LeBron James doesn't mind if social media posts cause conflict

ByDave McMenamin ESPN logo
Monday, March 7, 2016

INDEPENDENCE, Ohio -- LeBron James pulled back the curtain a bit Monday on his recent flurry of tweets and Instagram posts. On one hand, he downplayed the significance of the dispatches. "It's just my mind working, that's all," James said after the Cleveland Cavaliers held shootaround in preparation for the Memphis Grizzlies. "I don't know if anything started it. Just my mind working. I got a beautiful mind and I want to use it sometimes in a social manner."



However, he was sure to relay that there's a method to his messages. It's not just haphazard raving to his combined 47 million-plus followers on the social media platforms.



"They're for the educated mind," James said. "So if you have an educated mind, they hit home for you. [Sunday] night I tweeted that consistency and structure breeds perfection, and if you take a shortcut or if you don't handle business, then you come up short. I think everybody should understand that. It's nothing between the lines, it's just life. You can't shortcut being perfect or trying to be as perfect as you can, or trying to get to a point where you just feel like you can succeed. So, for educated minds, it should be fine."



This is the tweet James was referring to:



It was preceded by this tweet earlier Sunday:



They came after James sent out several tweets last week that made some question if they were aimed at his teammates. He later said they were not directed at anyone on the Cavs; however, he offered no explanation beyond that. As if the tweets weren't enough, he also flooded his Instagram account Sunday. First, he posted a video of himself working out on the Cavs' off day.



"It's just who I am," James explained. "It's in me. I just got an obsession about my craft and about what I do and I don't know, it's just in me. I can't explain it. And like I said, I might get a little crazy about it. But I'm happy. I love it."



Later, he posted a Bitmoji depiction of himself dressed as Batman, with a quote from the movie "Batman Begins."



Many viewed the Batman post as the jump-the-shark moment for James' social media storm and the mocking began, with James' face on the cartoon being replaced with the crying Michael Jordan face that has been making the rounds. James was asked if he remembered another time where his tweets stirred up so much attention.



"Twitter hasn't been around that long, I'm kind of old," James said. "I don't know. I think the other question is when I stopped caring about what other people think. I can remember that, it was my second year in Miami. I just stopped, it became too much where I was worried about what other people think instead of just making the main thing the main thing, and that's just playing the game of basketball that I love and being happy about being in this situation. I'm a blessed kid from -- you guys know the story -- 40 miles south of here. I've got a beautiful family, beautiful teammates, and this game of basketball has brought me so much, so the outside noises just really don't affect me."



One of those "beautiful teammates," Kyrie Irving, entered into James' cryptic tweet territory on Monday morning with a tweet of his own.

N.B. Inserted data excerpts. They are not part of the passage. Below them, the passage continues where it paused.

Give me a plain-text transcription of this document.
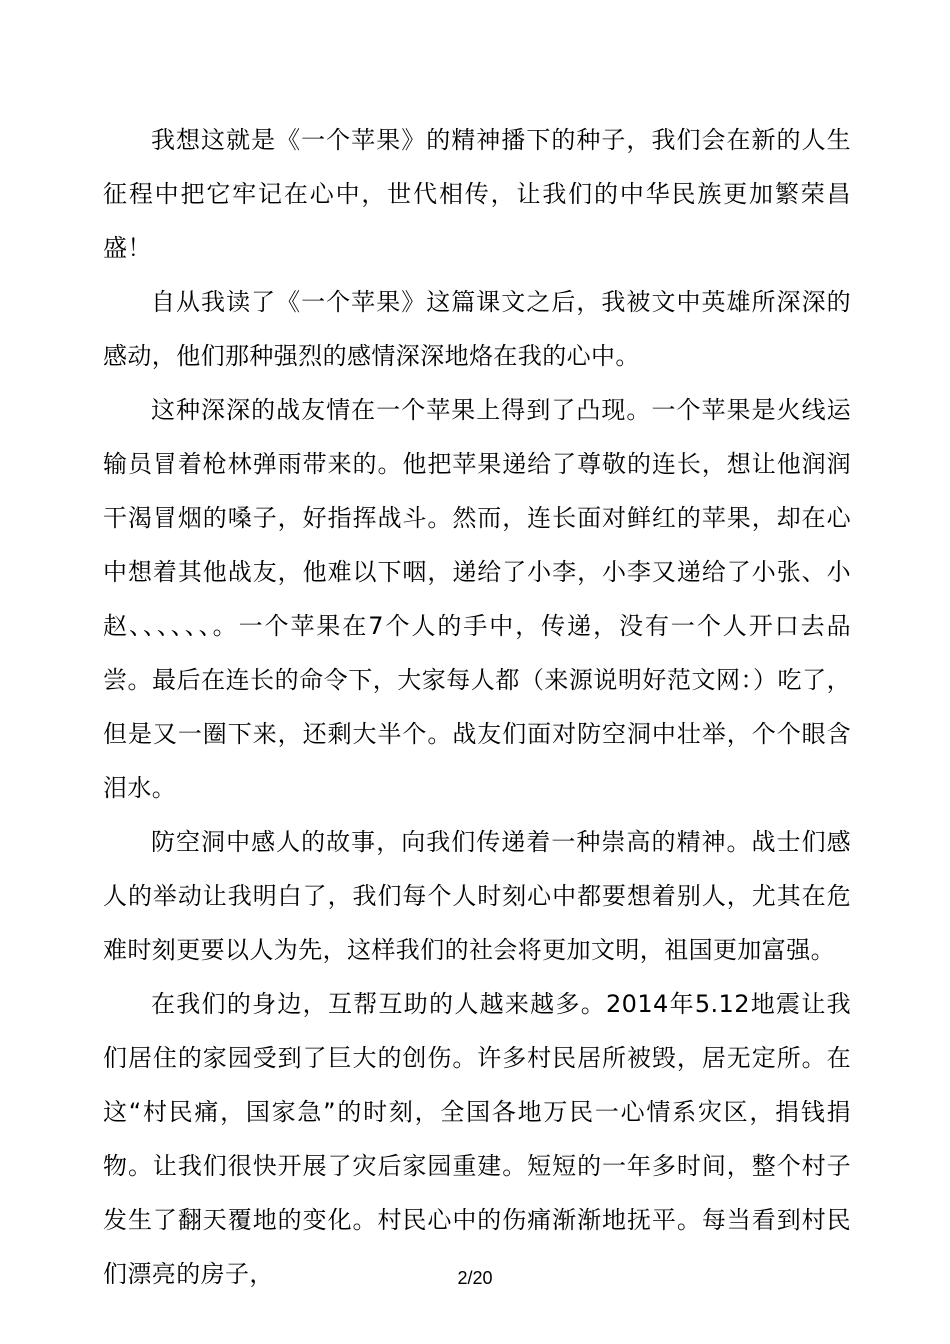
我想这就是《一个苹果》的精神播下的种子，我们会在新的人生征程中把它牢记在心中，世代相传，让我们的中华民族更加繁荣昌盛！

自从我读了《一个苹果》这篇课文之后，我被文中英雄所深深的感动，他们那种强烈的感情深深地烙在我的心中。

这种深深的战友情在一个苹果上得到了凸现。一个苹果是火线运输员冒着枪林弹雨带来的。他把苹果递给了尊敬的连长，想让他润润干渴冒烟的嗓子，好指挥战斗。然而，连长面对鲜红的苹果，却在心中想着其他战友，他难以下咽，递给了小李，小李又递给了小张、小赵、、、、、、。一个苹果在7个人的手中，传递，没有一个人开口去品尝。最后在连长的命令下，大家每人都（来源说明好范文网：）吃了，但是又一圈下来，还剩大半个。战友们面对防空洞中壮举，个个眼含泪水。

防空洞中感人的故事，向我们传递着一种崇高的精神。战士们感人的举动让我明白了，我们每个人时刻心中都要想着别人，尤其在危难时刻更要以人为先，这样我们的社会将更加文明，祖国更加富强。

在我们的身边，互帮互助的人越来越多。2014年5.12地震让我们居住的家园受到了巨大的创伤。许多村民居所被毁，居无定所。在这“村民痛，国家急”的时刻，全国各地万民一心情系灾区，捐钱捐物。让我们很快开展了灾后家园重建。短短的一年多时间，整个村子发生了翻天覆地的变化。村民心中的伤痛渐渐地抚平。每当看到村民们漂亮的房子，	2/20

It's unknown whether Irving's tweet was in response to James. Irving did not speak to reporters at shootaround. However, James said that any tension his tweets might be creating within Cleveland's locker room isn't necessarily a bad thing.



"If you don't have conflict throughout the course of a season (your team is lacking), even internal or external- sometimes, it becomes external, which you don't want to happen, but sometimes it happens and that's OK," James said. "I think conflict, it builds character. It builds even more trust. You're able to get on someone, someone's able to get on you and then the whistle blows and, let's get out and let's execute what needs to be done. I've always been like that since I was a kid.



"I got four best friends that used to get on my ass about being soft at times and not playing the right way and not being aggressive. Any time I wasn't aggressive when I was younger, they called me soft and I had to respond. I just come from a different style of basketball. I played outdoor basketball when I was a kid. If you didn't win, you might not play again for the rest of the day. Like, you might not play for the whole day if you didn't win. Conflict was just a part of basketball for me and for my friends growing up."



Any backlash James receives from the Twitter tactics, he says he is OK with it.



"Some of it I listen to, I use it as motivation," James said. "It never gets to a point in my mind where it's like, I should take it serious, because it doesn't matter ... If you've ever read Theodore Roosevelt, 'the man in the arena' [from his 1910 speech, "Citizenship in a Republic"], it basically just symbolizes if you've never been in the arena before, if you never had blood, sweat and tears before, felt the roar of the arena or been in the competition, then you can't really understand."